1. Preheat and Prepare

Start by preheating your oven to 350°F (175°C). Line a muffin tin with 12 paper liners or lightly grease with coconut oil to prevent sticking.

2. Mix Dry Ingredients

In a large mixing bowl, combine almond flour, coconut flour, powdered erythritol, baking powder, baking soda, and salt.
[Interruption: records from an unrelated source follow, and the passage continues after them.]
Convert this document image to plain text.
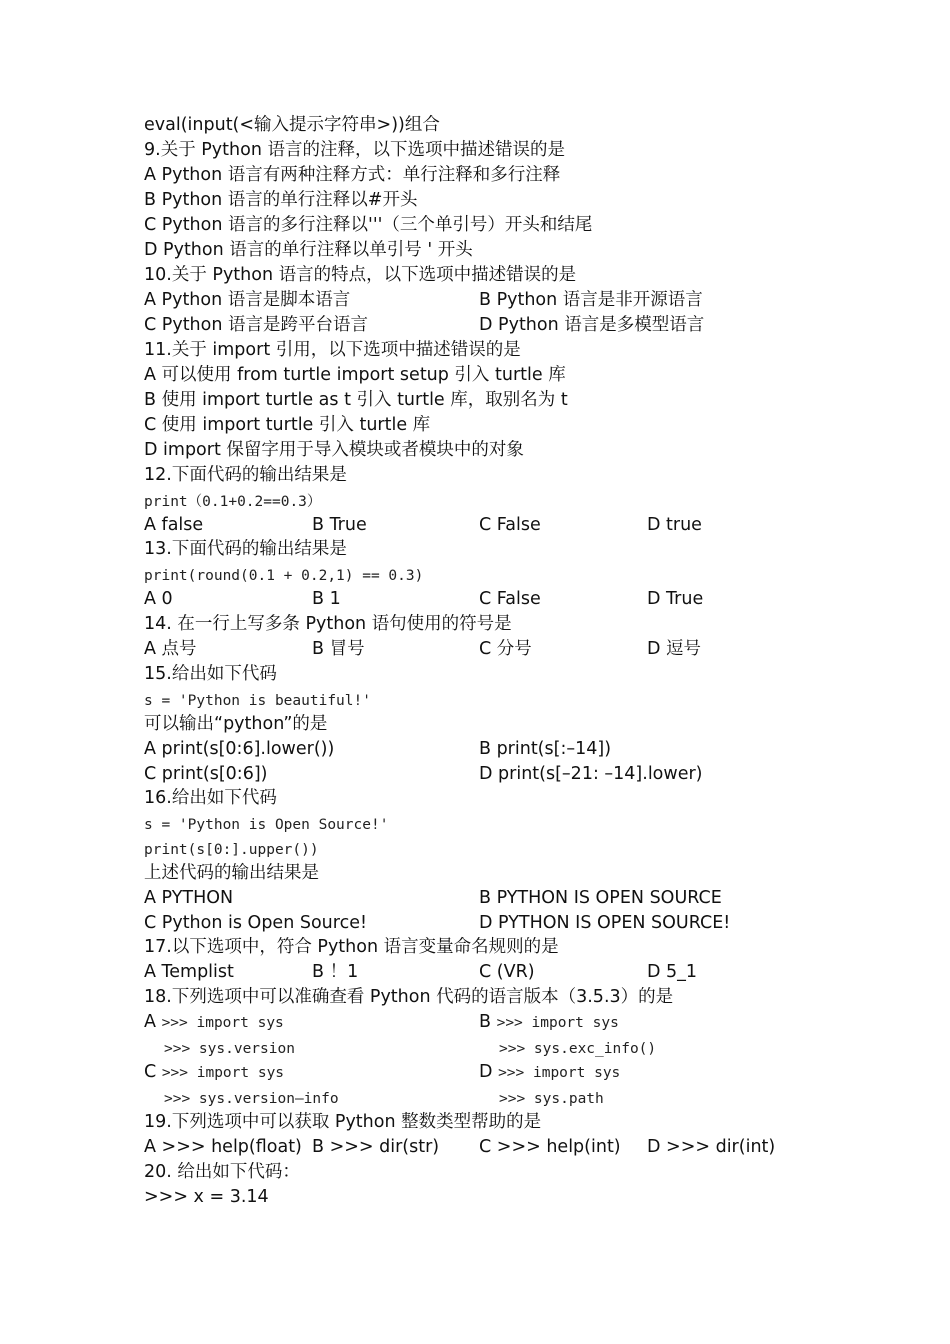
eval(input(<输入提示字符串>))组合
9.关于 Python 语言的注释，以下选项中描述错误的是
A Python 语言有两种注释方式：单行注释和多行注释
B Python 语言的单行注释以#开头
C Python 语言的多行注释以'''（三个单引号）开头和结尾
D Python 语言的单行注释以单引号 ' 开头
10.关于 Python 语言的特点，以下选项中描述错误的是
A Python 语言是脚本语言	B Python 语言是非开源语言
C Python 语言是跨平台语言	D Python 语言是多模型语言
11.关于 import 引用，以下选项中描述错误的是
A 可以使用 from turtle import setup 引入 turtle 库
B 使用 import turtle as t 引入 turtle 库，取别名为 t
C 使用 import turtle 引入 turtle 库
D import 保留字用于导入模块或者模块中的对象
12.下面代码的输出结果是
print（0.1+0.2==0.3）
A false	B True	C False	D true
13.下面代码的输出结果是
print(round(0.1 + 0.2,1) == 0.3)
A 0	B 1	C False	D True
14. 在一行上写多条 Python 语句使用的符号是
A 点号	B 冒号	C 分号	D 逗号
15.给出如下代码
s = 'Python is beautiful!'
可以输出“python”的是
A print(s[0:6].lower())	B print(s[:–14])
C print(s[0:6])	D print(s[–21: –14].lower)
16.给出如下代码
s = 'Python is Open Source!'
print(s[0:].upper())
上述代码的输出结果是
A PYTHON	B PYTHON IS OPEN SOURCE
C Python is Open Source!	D PYTHON IS OPEN SOURCE!
17.以下选项中，符合 Python 语言变量命名规则的是
A Templist	B ！1	C (VR)	D 5_1
18.下列选项中可以准确查看 Python 代码的语言版本（3.5.3）的是
A >>> import sys	B >>> import sys
>>> sys.version	>>> sys.exc_info()
C >>> import sys	D >>> import sys
>>> sys.version—info	>>> sys.path
19.下列选项中可以获取 Python 整数类型帮助的是
A >>> help(float) B >>> dir(str) C >>> help(int) D >>> dir(int)
20. 给出如下代码：
>>> x = 3.14
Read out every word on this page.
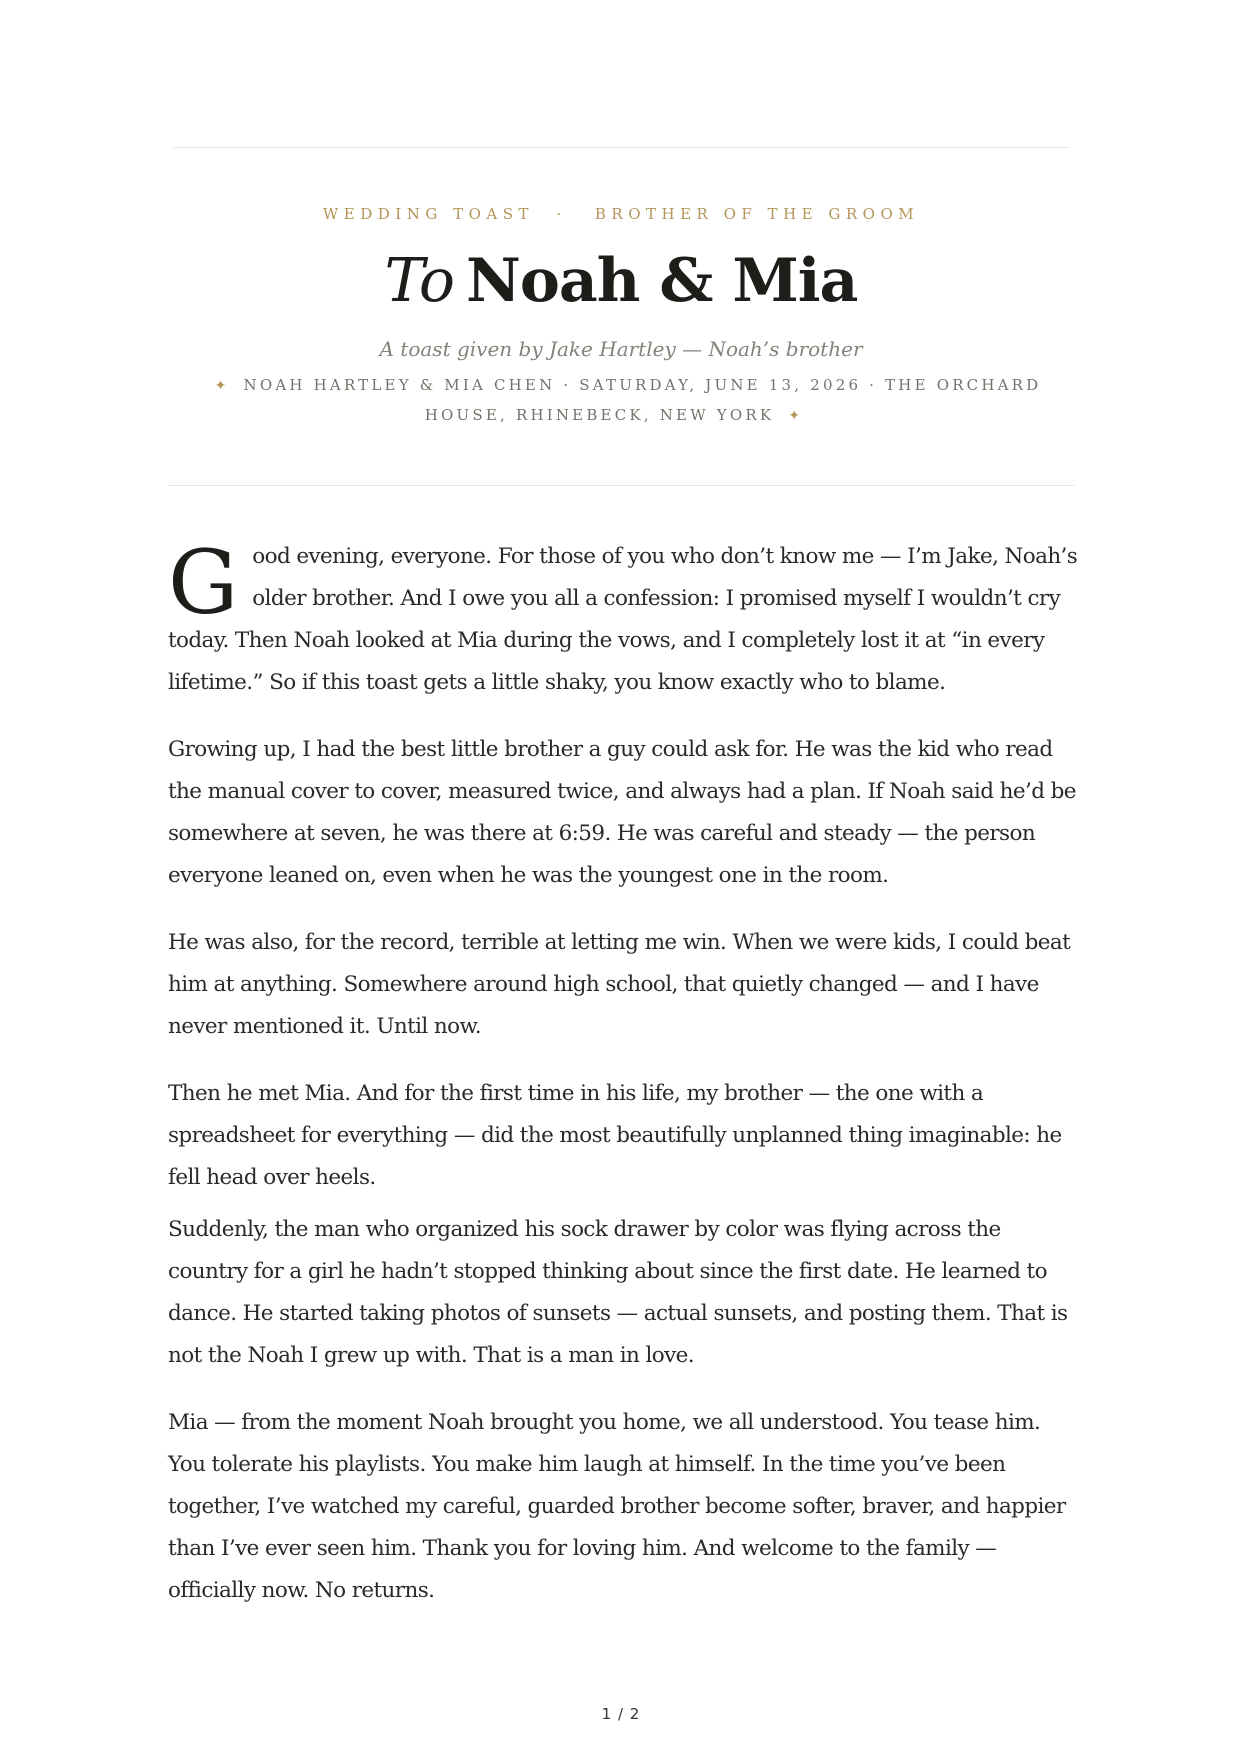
WEDDING TOAST · BROTHER OF THE GROOM
To Noah & Mia
A toast given by Jake Hartley — Noah’s brother
✦ NOAH HARTLEY & MIA CHEN · SATURDAY, JUNE 13, 2026 · THE ORCHARD HOUSE, RHINEBECK, NEW YORK ✦

Good evening, everyone. For those of you who don’t know me — I’m Jake, Noah’s older brother. And I owe you all a confession: I promised myself I wouldn’t cry today. Then Noah looked at Mia during the vows, and I completely lost it at “in every lifetime.” So if this toast gets a little shaky, you know exactly who to blame.

Growing up, I had the best little brother a guy could ask for. He was the kid who read the manual cover to cover, measured twice, and always had a plan. If Noah said he’d be somewhere at seven, he was there at 6:59. He was careful and steady — the person everyone leaned on, even when he was the youngest one in the room.

He was also, for the record, terrible at letting me win. When we were kids, I could beat him at anything. Somewhere around high school, that quietly changed — and I have never mentioned it. Until now.

Then he met Mia. And for the first time in his life, my brother — the one with a spreadsheet for everything — did the most beautifully unplanned thing imaginable: he fell head over heels.

Suddenly, the man who organized his sock drawer by color was flying across the country for a girl he hadn’t stopped thinking about since the first date. He learned to dance. He started taking photos of sunsets — actual sunsets, and posting them. That is not the Noah I grew up with. That is a man in love.

Mia — from the moment Noah brought you home, we all understood. You tease him. You tolerate his playlists. You make him laugh at himself. In the time you’ve been together, I’ve watched my careful, guarded brother become softer, braver, and happier than I’ve ever seen him. Thank you for loving him. And welcome to the family — officially now. No returns.

1 / 2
Stir well to ensure the leavening agents are evenly distributed—this helps your muffins rise evenly.

3. Combine Wet Ingredients

In another bowl, whisk together eggs, almond milk, melted coconut oil, vanilla extract, lemon zest, and lemon juice until smooth. The lemon zest is essential—it gives the muffins a fresh, zesty flavor that balances the sweetness of the blueberries.

4. Incorporate Wet and Dry

Slowly pour the wet mixture into the dry ingredients, stirring gently with a spatula until fully combined. Avoid overmixing, as this can make the muffins dense. The batter should be thick but scoopable.